Small Language Models (SLMs)¶
SLMs trade some capability for efficiency. Models like Microsoft's Phi-4 (14B parameters) or Google's Gemma can run on consumer hardware or at the edge. They are ideal when:
- Latency must be very low
- Cost per query must be minimal
- The task is well-defined and does not require broad world knowledge
- Data privacy requires on-premise or on-device deployment
Vision Language Models (VLMs)¶
VLMs extend language models with the ability to process images alongside text. You can ask them to describe a photo, extract data from a chart, or answer questions about a diagram. Examples include GPT-4o with vision, Gemini, and Llama 3.2-Vision.
How Inference Works¶
When you send a prompt to an AI model, here is what happens behind the scenes:
graph LR
A["User Prompt"] --> B["Tokenizer"]
B --> C["Model\n(Transformer)"]
C --> D["Token\nPrediction"]
D --> E["Detokenizer"]
E --> F["Generated\nResponse"]
style A fill:#057398,stroke:#004987,color:#fff
style B fill:#00A0DF,stroke:#004987,color:#fff
style C fill:#632C4F,stroke:#632C4F,color:#fff
style D fill:#853175,stroke:#632C4F,color:#fff
style E fill:#00A0DF,stroke:#004987,color:#fff
style F fill:#259638,stroke:#259638,color:#fff
- Tokenization: Your text prompt is split into tokens using the model's tokenizer.
- Encoding: Tokens are converted into numerical representations (embeddings).
- Processing: The transformer processes these embeddings through many layers of self-attention and feed-forward networks.
- Prediction: The model outputs a probability distribution over its vocabulary for the next token.
- Decoding: The predicted token is selected (using strategies like temperature, top-p sampling) and appended to the output.
- Repetition: Steps 3-5 repeat until the model generates a stop token or reaches the maximum output length.
- Detokenization: The output tokens are converted back into human-readable text.
Key Inference Parameters¶
- Temperature
- Controls randomness. Lower values (0.0-0.3) produce focused, deterministic output. Higher values (0.7-1.0) increase creativity and variation.
- Top-p (nucleus sampling)
- Limits the model to considering only the most probable tokens whose cumulative probability reaches a threshold p. A top-p of 0.9 means the model considers the smallest set of tokens that together have a 90% probability.
- Max tokens
- The maximum number of tokens the model will generate in its response.

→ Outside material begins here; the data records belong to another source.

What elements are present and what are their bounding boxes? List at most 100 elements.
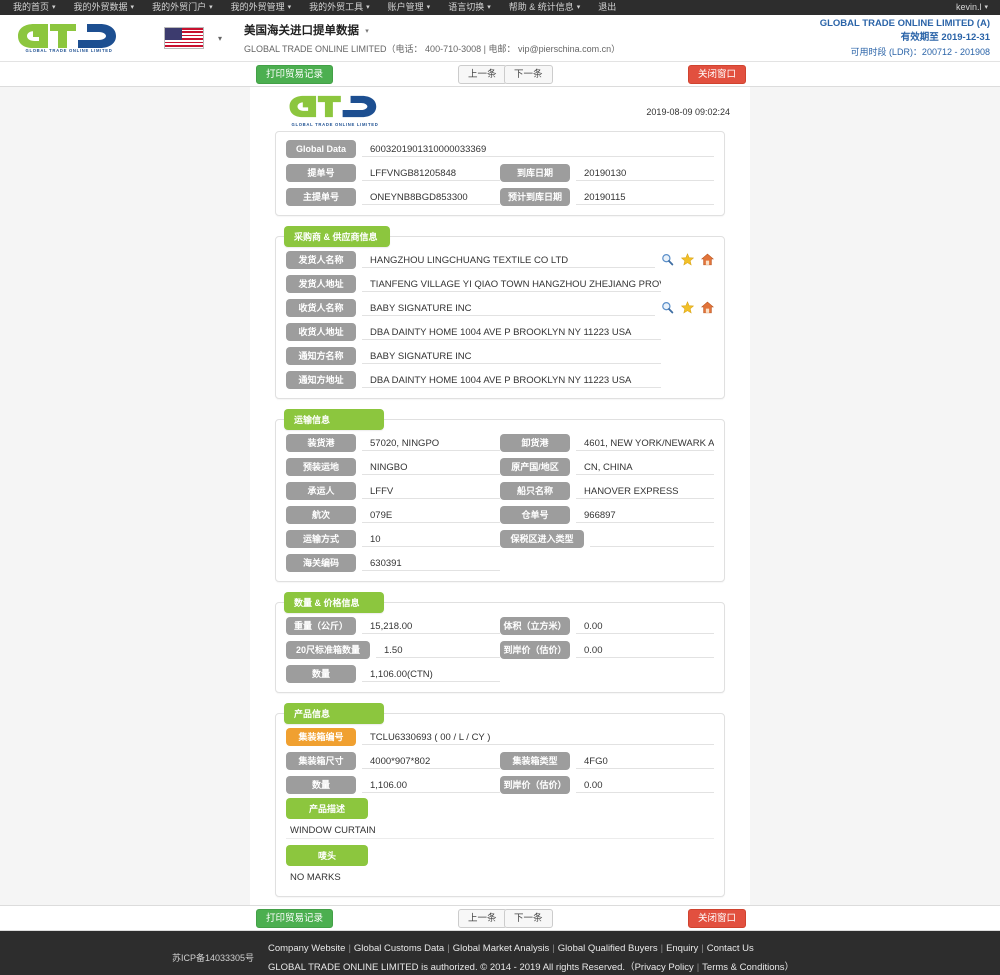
- party-2-field: 收货人名称 BABY SIGNATURE INC: [286, 299, 655, 317]
- basic-2-1-value: 20190115: [576, 190, 714, 205]
- quantity-2-0-field: 数量 1,106.00(CTN): [286, 665, 500, 683]
- party-row: 发货人名称 HANGZHOU LINGCHUANG TEXTILE CO LTD: [286, 251, 714, 269]
- next-record-button[interactable]: 下一条: [504, 64, 553, 84]
- topnav-item-label: 我的外贸数据: [73, 2, 128, 12]
- topnav-item-label: 我的外贸管理: [230, 2, 285, 12]
- topnav-item-6[interactable]: 语言切换 ▾: [439, 0, 500, 15]
- home-icon[interactable]: [701, 253, 714, 266]
- prev-record-button[interactable]: 上一条: [458, 64, 507, 84]
- print-record-button[interactable]: 打印贸易记录: [256, 64, 334, 84]
- transport-3-0-value: 079E: [362, 508, 500, 523]
- product-2-1-label: 到岸价（估价）: [500, 776, 570, 794]
- basic-2-0-label: 主提单号: [286, 188, 356, 206]
- quantity-0-1-label: 体积（立方米）: [500, 617, 570, 635]
- search-icon[interactable]: [661, 301, 674, 314]
- terms-conditions-link[interactable]: Terms & Conditions: [702, 962, 784, 973]
- topnav-item-label: 我的外贸工具: [309, 2, 364, 12]
- topnav-item-2[interactable]: 我的外贸门户 ▾: [143, 0, 222, 15]
- quantity-0-1-value: 0.00: [576, 619, 714, 634]
- record-timestamp: 2019-08-09 09:02:24: [646, 107, 730, 117]
- basic-2-0-value: ONEYNB8BGD853300: [362, 190, 500, 205]
- next-record-button-bottom[interactable]: 下一条: [504, 908, 553, 928]
- home-icon[interactable]: [701, 301, 714, 314]
- transport-0-1-value: 4601, NEW YORK/NEWARK AR: [576, 436, 714, 451]
- product-2-0-value: 1,106.00: [362, 778, 500, 793]
- quantity-0-0-field: 重量（公斤） 15,218.00: [286, 617, 500, 635]
- topnav-item-label: 我的首页: [13, 2, 50, 12]
- party-2-actions: [661, 300, 714, 316]
- page-title-block: 美国海关进口提单数据 ▾ GLOBAL TRADE ONLINE LIMITED…: [244, 22, 620, 55]
- country-selector[interactable]: ▾: [164, 27, 222, 49]
- party-5-field: 通知方地址 DBA DAINTY HOME 1004 AVE P BROOKLYN…: [286, 371, 661, 389]
- chevron-down-icon: ▾: [218, 33, 223, 43]
- topnav-item-7[interactable]: 帮助 & 统计信息 ▾: [500, 0, 590, 15]
- basic-info-row: Global Data 6003201901310000033369: [286, 140, 714, 158]
- prev-record-button-bottom[interactable]: 上一条: [458, 908, 507, 928]
- topnav-item-4[interactable]: 我的外贸工具 ▾: [300, 0, 379, 15]
- privacy-policy-link[interactable]: Privacy Policy: [635, 962, 694, 973]
- quantity-row: 数量 1,106.00(CTN): [286, 665, 714, 683]
- transport-panel-title: 运输信息: [284, 409, 384, 430]
- chevron-down-icon: ▾: [576, 4, 581, 11]
- basic-0-0-field: Global Data 6003201901310000033369: [286, 140, 714, 158]
- product-1-0-field: 集装箱尺寸 4000*907*802: [286, 752, 500, 770]
- transport-3-1-field: 仓单号 966897: [500, 506, 714, 524]
- chevron-down-icon[interactable]: ▾: [365, 27, 369, 35]
- transport-3-0-label: 航次: [286, 506, 356, 524]
- icp-license: 苏ICP备14033305号: [171, 953, 254, 963]
- product-1-0-label: 集装箱尺寸: [286, 752, 356, 770]
- footer-link-separator: |: [701, 942, 704, 954]
- basic-0-0-value: 6003201901310000033369: [362, 142, 714, 157]
- product-0-0-field: 集装箱编号 TCLU6330693 ( 00 / L / CY ): [286, 728, 714, 746]
- topnav-item-8[interactable]: 退出: [589, 0, 625, 15]
- marks-value: NO MARKS: [290, 872, 341, 883]
- product-2-1-value: 0.00: [576, 778, 714, 793]
- product-0-0-value: TCLU6330693 ( 00 / L / CY ): [362, 730, 714, 745]
- parties-panel-title: 采购商 & 供应商信息: [284, 226, 390, 247]
- topnav-item-0[interactable]: 我的首页 ▾: [4, 0, 65, 15]
- topnav-item-label: 退出: [598, 2, 617, 12]
- transport-1-0-label: 预装运地: [286, 458, 356, 476]
- gto-logo-mark: [289, 95, 377, 118]
- footer-link-separator: |: [348, 942, 351, 954]
- transport-3-1-label: 仓单号: [500, 506, 570, 524]
- footer-link-4[interactable]: Enquiry: [666, 943, 698, 954]
- copyright-suffix: ）: [784, 961, 795, 973]
- quantity-2-0-value: 1,106.00(CTN): [362, 667, 500, 682]
- page-title: 美国海关进口提单数据: [244, 24, 360, 37]
- star-icon[interactable]: [681, 300, 694, 314]
- footer-copyright: GLOBAL TRADE ONLINE LIMITED is authorize…: [268, 961, 795, 973]
- quantity-1-0-field: 20尺标准箱数量 1.50: [286, 641, 500, 659]
- page-body: GLOBAL TRADE ONLINE LIMITED 2019-08-09 0…: [0, 87, 1000, 927]
- footer-link-3[interactable]: Global Qualified Buyers: [558, 943, 658, 954]
- close-window-button[interactable]: 关闭窗口: [688, 64, 747, 84]
- user-menu[interactable]: kevin.l ▾: [947, 0, 994, 15]
- close-window-button-bottom[interactable]: 关闭窗口: [688, 908, 747, 928]
- footer-link-0[interactable]: Company Website: [268, 943, 345, 954]
- footer-link-separator: |: [660, 942, 664, 954]
- gto-logo[interactable]: GLOBAL TRADE ONLINE LIMITED: [14, 23, 124, 53]
- chevron-down-icon: ▾: [366, 4, 370, 11]
- topnav-item-5[interactable]: 账户管理 ▾: [379, 0, 440, 15]
- marks-label: 唛头: [286, 845, 368, 866]
- print-record-button-bottom[interactable]: 打印贸易记录: [256, 908, 334, 928]
- topnav-item-3[interactable]: 我的外贸管理 ▾: [222, 0, 301, 15]
- footer-link-1[interactable]: Global Customs Data: [354, 943, 444, 954]
- footer-link-2[interactable]: Global Market Analysis: [453, 943, 550, 954]
- chevron-down-icon: ▾: [130, 4, 135, 11]
- product-row: 数量 1,106.00 到岸价（估价） 0.00: [286, 776, 714, 794]
- party-4-label: 通知方名称: [286, 347, 356, 365]
- search-icon[interactable]: [661, 253, 674, 266]
- star-icon[interactable]: [681, 252, 694, 266]
- transport-0-0-label: 装货港: [286, 434, 356, 452]
- party-2-value: BABY SIGNATURE INC: [362, 301, 655, 316]
- footer-link-5[interactable]: Contact Us: [707, 943, 754, 954]
- basic-2-1-field: 预计到库日期 20190115: [500, 188, 714, 206]
- product-row: 集装箱编号 TCLU6330693 ( 00 / L / CY ): [286, 728, 714, 746]
- sheet-logo-tagline: GLOBAL TRADE ONLINE LIMITED: [291, 122, 379, 127]
- chevron-down-icon: ▾: [209, 4, 213, 11]
- quantity-0-0-value: 15,218.00: [362, 619, 500, 634]
- topnav-item-1[interactable]: 我的外贸数据 ▾: [65, 0, 144, 15]
- parties-panel: 采购商 & 供应商信息 发货人名称 HANGZHOU LINGCHUANG TEX…: [275, 226, 725, 399]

Temperature Is Not Creativity
Setting temperature to 1.0 does not make the model "more creative" in a meaningful sense. It increases randomness, which can lead to incoherent or off-topic output. For most production use cases, keep temperature between 0.0 and 0.5.
Choosing the Right Model¶
There is no single "best" model. The right choice depends on your requirements:
| Requirement | Recommended Approach |
|---|---|
| Complex reasoning, broad knowledge | LLM (GPT-4o, Claude 4 Sonnet, Gemini 2.5 Pro) |
| Low latency, cost-sensitive | SLM (Phi-4, Gemma) |
| Image + text understanding | VLM (GPT-4o vision, Gemini) |
| On-device or edge deployment | SLM with quantization |
| Domain-specific accuracy | Fine-tuned LLM or SLM |
| Long document processing | Model with large context window |
Start Simple
Begin with a hosted LLM and well-crafted prompts. Only move to fine-tuning or smaller models when you have a clear need for cost reduction, latency improvement, or domain specialization.